A fine settembre abbiamo visto come Amazon Alexa fosse stata integrata in dispositivi estremamente particolari, addirittura lontani anni luce dai soliti a cui siamo abituati. L’arrivo dell’assistente digitale su occhiali, anelli e addirittura forni microonde, ha in qualche modo anticipato una strategia che quest’oggi Amazon espone senza mezzi termini.

L’idea del colosso dell’eCommerce è quella di rendere “smart” un gran numero di dispositivi “minori”, ovvero muniti di una controparte hardware molto basilare. Infatti, se ad oggi Amazon Alexa necessita di almeno 100 MB di RAM e di una CPU Cortex-A per poter funzionare, in un futuro prossimo necessiterà di appena 1 MB di RAM e del supporto di CPU Cortex-M.

A confermarlo è Dirk Didascalou, Vice Presidente dell’area IoT di Amazon Web Services (AWS), in cui dichiara che la stragrande maggioranza delle operazioni computazionali richieste verranno svolte nel cloud, e non più in locale come invece avviene adesso. Questo permette ad un gran numero di aziende di inserire Alexa Voice Service in dispositivi muniti di CPU Cortex-M e con 1 MB di RAM, dove il quantitativo minimo di memoria verrà utilizzato solo per consentire all’assistente digitale di attivarsi in seguito all’utilizzo keyword di attivazione, “Hey, Alexa”.

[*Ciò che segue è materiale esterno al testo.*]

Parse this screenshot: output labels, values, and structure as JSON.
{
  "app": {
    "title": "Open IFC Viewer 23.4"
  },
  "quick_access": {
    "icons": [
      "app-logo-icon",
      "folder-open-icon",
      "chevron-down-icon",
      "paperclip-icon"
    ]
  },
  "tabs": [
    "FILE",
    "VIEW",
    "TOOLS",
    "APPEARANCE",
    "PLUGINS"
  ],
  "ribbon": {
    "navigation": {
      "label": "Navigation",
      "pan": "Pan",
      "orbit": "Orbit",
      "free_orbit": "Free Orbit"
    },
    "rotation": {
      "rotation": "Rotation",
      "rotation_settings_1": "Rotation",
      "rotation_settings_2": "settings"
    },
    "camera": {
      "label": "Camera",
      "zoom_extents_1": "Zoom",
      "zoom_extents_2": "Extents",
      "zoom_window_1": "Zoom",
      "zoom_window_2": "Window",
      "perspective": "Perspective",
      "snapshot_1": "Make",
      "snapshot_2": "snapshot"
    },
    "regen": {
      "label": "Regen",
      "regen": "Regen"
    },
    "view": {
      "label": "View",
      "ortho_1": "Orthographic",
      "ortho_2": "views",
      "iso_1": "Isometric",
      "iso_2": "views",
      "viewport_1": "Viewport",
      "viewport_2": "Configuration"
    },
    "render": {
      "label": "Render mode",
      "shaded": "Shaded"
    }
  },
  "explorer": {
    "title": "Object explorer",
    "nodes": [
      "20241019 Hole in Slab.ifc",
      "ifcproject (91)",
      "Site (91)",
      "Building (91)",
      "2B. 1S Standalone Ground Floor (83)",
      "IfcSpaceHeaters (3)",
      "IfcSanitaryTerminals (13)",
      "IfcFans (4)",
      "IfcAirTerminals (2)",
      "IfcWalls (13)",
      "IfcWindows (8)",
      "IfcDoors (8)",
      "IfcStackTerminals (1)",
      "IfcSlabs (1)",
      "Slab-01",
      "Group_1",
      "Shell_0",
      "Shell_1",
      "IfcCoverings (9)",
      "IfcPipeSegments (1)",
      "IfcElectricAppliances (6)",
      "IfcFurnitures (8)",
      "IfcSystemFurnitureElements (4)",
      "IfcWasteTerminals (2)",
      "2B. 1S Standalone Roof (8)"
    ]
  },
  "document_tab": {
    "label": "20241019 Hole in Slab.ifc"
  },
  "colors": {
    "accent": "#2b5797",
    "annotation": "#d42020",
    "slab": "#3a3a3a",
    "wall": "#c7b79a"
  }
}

Un hardware così minimale prodotto da aziende come NXP e Qualcomm, permette alle aziende di ridurre i costi di produzione di oltre il 50%, mentre noi utenti potremo comandare interruttori, lampadine, giocattoli e tutta una nuova serie di oggetti semplicemente con comandi vocali.

Parafrasando le parole di Didascalou, Amazon mira a creare un ambiente in cui Amazon Alexa sarà disponibile ovunque, anche nel dispositivo più semplice e “dumb” presente in casa. Un sogno per i più nerd; un incubo per i paladini della privacy.